Insegna nuova, problemi vecchi: ancora uno stop per Stellantis a Cassino
di autore Alberto Simone - Pubblicato: 25-09-2025 12:59 - Tempo di lettura 2 minuti

L'ombra della crisi produttiva si allunga in maniera sempre più preoccupante sullo stabilimento Stellantis di Cassino, incastonato ai piedi della millenaria Abbazia di Montecassino. Con una nuova comunicazione, il Comitato Esecutivo ha annunciato l'ennesima fermata produttiva che interesserà i reparti di montaggio, lastratura e verniciatura da domani, venerdì 26 settembre, a venerdì 3 ottobre compreso.

Questa interruzione non fa che aggravare il bilancio già drammatico dei primi nove mesi dell'anno: il totale degli stop ammonta a ben 82 giorni su 166 lavorativi. Un dato che, di fatto, sancisce che lo stabilimento ha operato solo per il 50% dei giorni (84 per la precisione), costringendo gran parte dei lavoratori a ricorrere costantemente agli ammortizzatori sociali.

Di fronte a un contesto di cassa integrazione continua, l'azienda aveva avanzato una proposta per i dipendenti: una trasferta temporanea nello stabilimento di Kragujevac, in Serbia, per supportare l'avvio della produzione della nuova Fiat Grande Panda.

L'iniziativa era stata presentata come un'opportunità di lavoro alternativa per i cassintegrati, con la promessa di un'indennità giornaliera di 70 euro oltre alla retribuzione base. Stellantis mirava a inviare circa 100 operai a Kragujevac.

Tuttavia, la risposta da parte della forza lavoro è stata un sonoro flop. L'adesione si è rivelata minima: al momento, solo una decina di operai si sono offerti volontari, per questo motivo continuano i colloqui per cercare di trovare volontari.

I dati sulle giornate di stop confermano che lo stabilimento di Cassino, dove vengono prodotti modelli di segmento premium come Alfa Romeo Stelvio e Giulia e Maserati Grecale, sta vivendo uno dei periodi più difficili della sua storia.
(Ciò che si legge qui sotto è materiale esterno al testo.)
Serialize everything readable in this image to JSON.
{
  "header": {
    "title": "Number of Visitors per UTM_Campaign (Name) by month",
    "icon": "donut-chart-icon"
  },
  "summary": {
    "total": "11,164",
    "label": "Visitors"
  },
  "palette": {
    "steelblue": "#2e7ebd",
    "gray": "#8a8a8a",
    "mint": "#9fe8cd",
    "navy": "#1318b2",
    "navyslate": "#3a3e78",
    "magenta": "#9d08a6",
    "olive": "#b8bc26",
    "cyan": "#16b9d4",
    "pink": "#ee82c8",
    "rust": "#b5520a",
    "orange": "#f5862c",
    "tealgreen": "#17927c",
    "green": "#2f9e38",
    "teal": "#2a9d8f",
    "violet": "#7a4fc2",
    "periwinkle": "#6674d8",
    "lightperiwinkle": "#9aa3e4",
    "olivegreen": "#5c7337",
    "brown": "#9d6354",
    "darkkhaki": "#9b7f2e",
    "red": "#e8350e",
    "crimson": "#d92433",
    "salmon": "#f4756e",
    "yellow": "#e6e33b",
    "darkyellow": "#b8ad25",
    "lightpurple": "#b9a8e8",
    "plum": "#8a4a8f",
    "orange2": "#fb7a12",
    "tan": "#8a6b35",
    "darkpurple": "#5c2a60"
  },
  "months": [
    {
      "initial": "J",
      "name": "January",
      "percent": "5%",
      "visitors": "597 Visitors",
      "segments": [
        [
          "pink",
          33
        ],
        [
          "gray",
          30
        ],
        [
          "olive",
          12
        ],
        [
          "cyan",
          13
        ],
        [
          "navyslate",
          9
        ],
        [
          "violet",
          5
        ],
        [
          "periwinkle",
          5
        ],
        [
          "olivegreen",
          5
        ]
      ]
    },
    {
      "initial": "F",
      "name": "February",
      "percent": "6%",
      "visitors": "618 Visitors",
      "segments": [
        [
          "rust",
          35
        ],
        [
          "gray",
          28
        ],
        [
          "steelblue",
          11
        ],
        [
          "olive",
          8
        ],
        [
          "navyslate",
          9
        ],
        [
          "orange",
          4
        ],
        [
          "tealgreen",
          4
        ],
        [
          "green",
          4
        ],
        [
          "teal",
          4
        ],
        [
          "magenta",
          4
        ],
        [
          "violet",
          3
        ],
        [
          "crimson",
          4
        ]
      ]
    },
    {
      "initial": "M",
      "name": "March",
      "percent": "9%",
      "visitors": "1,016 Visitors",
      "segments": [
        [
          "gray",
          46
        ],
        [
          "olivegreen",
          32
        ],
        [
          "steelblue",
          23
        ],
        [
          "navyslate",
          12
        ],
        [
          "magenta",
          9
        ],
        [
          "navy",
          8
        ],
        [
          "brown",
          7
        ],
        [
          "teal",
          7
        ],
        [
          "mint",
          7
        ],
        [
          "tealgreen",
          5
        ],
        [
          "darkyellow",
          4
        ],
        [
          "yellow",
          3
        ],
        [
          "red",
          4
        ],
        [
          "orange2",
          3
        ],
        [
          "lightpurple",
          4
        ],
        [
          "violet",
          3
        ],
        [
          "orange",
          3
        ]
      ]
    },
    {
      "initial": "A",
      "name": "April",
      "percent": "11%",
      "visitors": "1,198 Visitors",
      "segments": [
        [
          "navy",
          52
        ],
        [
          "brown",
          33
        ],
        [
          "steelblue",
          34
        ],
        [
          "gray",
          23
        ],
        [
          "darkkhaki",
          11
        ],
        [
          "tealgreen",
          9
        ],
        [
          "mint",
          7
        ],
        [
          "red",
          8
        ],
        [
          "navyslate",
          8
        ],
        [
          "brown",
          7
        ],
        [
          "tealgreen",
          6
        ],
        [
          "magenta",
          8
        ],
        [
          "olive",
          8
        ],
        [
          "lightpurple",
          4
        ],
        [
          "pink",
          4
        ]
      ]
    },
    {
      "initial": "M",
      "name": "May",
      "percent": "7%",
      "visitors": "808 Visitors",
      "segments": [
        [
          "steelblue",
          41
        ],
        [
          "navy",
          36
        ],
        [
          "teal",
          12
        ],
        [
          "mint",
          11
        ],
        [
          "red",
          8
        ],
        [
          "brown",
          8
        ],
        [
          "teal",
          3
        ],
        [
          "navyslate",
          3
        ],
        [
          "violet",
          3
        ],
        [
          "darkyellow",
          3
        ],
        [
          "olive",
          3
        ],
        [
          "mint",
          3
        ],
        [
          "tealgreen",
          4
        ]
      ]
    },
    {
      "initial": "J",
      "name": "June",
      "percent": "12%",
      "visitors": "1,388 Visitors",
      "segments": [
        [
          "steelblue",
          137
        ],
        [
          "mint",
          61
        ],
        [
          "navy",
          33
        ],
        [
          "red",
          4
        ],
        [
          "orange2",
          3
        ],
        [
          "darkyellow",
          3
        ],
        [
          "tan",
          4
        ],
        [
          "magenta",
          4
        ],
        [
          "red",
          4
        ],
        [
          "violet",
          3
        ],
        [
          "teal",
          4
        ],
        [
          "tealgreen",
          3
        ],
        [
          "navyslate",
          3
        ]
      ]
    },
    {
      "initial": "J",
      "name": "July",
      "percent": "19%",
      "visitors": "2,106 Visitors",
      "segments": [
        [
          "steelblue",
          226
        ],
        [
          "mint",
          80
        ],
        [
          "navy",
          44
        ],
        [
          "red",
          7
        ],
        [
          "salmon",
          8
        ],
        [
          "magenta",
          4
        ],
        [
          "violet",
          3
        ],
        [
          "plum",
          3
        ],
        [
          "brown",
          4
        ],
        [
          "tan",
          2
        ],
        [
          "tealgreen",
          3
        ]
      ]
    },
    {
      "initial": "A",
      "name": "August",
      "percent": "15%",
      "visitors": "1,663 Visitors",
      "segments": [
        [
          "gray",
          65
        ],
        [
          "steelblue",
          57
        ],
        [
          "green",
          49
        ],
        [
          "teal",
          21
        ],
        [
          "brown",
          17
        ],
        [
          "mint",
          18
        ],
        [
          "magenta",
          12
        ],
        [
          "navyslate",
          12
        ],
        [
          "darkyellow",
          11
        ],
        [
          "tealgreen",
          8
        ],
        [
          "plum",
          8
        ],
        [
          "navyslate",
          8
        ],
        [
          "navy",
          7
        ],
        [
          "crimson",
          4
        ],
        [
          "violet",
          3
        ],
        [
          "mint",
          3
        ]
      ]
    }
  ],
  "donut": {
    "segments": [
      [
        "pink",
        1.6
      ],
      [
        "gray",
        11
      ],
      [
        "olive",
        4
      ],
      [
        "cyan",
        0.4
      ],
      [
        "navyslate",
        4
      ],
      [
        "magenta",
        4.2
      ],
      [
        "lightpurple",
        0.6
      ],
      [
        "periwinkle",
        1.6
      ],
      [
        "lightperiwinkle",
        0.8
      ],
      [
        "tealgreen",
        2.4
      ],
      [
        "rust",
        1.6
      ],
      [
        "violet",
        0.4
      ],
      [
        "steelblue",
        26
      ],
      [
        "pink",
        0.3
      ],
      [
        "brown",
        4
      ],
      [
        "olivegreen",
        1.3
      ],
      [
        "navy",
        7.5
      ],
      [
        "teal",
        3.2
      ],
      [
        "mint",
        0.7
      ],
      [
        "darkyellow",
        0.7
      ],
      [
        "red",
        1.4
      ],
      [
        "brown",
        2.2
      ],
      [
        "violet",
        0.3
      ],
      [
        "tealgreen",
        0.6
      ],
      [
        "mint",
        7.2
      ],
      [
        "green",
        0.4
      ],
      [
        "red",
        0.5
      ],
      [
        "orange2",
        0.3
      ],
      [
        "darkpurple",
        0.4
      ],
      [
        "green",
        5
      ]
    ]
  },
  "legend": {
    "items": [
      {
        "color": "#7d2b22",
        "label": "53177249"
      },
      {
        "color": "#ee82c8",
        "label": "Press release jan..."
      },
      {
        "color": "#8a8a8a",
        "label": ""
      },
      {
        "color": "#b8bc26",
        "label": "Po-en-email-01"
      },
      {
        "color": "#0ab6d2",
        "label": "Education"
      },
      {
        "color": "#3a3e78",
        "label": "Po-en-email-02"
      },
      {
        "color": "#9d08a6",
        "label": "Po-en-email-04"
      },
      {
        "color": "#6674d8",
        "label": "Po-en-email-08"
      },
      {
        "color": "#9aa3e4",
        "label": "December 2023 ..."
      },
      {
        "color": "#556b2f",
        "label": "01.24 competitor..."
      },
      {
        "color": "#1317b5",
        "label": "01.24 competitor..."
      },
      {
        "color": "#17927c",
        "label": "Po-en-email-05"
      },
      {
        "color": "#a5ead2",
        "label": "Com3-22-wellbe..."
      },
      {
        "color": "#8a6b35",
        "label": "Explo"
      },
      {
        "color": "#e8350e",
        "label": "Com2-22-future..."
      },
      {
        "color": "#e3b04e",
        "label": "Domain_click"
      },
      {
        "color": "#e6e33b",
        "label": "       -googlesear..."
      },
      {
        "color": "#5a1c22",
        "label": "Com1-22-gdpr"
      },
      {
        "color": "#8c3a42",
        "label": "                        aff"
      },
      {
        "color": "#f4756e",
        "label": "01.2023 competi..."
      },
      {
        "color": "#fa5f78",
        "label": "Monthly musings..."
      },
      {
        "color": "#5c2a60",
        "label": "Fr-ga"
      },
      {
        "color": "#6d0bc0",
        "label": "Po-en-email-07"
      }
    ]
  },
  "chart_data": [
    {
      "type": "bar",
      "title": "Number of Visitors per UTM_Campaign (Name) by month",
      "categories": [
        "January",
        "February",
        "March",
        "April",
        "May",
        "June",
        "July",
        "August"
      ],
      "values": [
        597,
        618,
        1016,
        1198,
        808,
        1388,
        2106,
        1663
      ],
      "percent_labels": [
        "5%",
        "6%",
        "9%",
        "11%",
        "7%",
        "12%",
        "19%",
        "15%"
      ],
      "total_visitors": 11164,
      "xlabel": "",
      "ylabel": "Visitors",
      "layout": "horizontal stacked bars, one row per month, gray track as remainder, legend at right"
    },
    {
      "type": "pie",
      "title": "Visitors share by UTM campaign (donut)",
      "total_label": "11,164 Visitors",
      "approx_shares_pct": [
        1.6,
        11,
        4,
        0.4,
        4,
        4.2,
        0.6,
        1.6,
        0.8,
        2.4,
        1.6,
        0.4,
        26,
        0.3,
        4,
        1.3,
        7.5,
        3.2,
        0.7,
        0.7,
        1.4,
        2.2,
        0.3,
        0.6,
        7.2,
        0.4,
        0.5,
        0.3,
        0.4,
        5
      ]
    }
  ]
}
La quasi totale inattività per metà dell'anno non solo allarma i sindacati, che chiedono garanzie e l'assegnazione urgente di nuovi modelli in grado di saturare la capacità produttiva, ma getta anche nello sconforto l'intero indotto del Basso Lazio. Molte aziende della componentistica legate a Stellantis, infatti, si trovano in una situazione critica, spesso con gli ammortizzatori sociali prossimi all'esaurimento.

Per settembre si attendeva la produzione dei nuovi modelli: al momento, invece, l'unica novità è rappresentata dall'insegna con il logo della Maserati che campeggia sulla fabbrica al posto del Biscione dell'Alfa Romeo.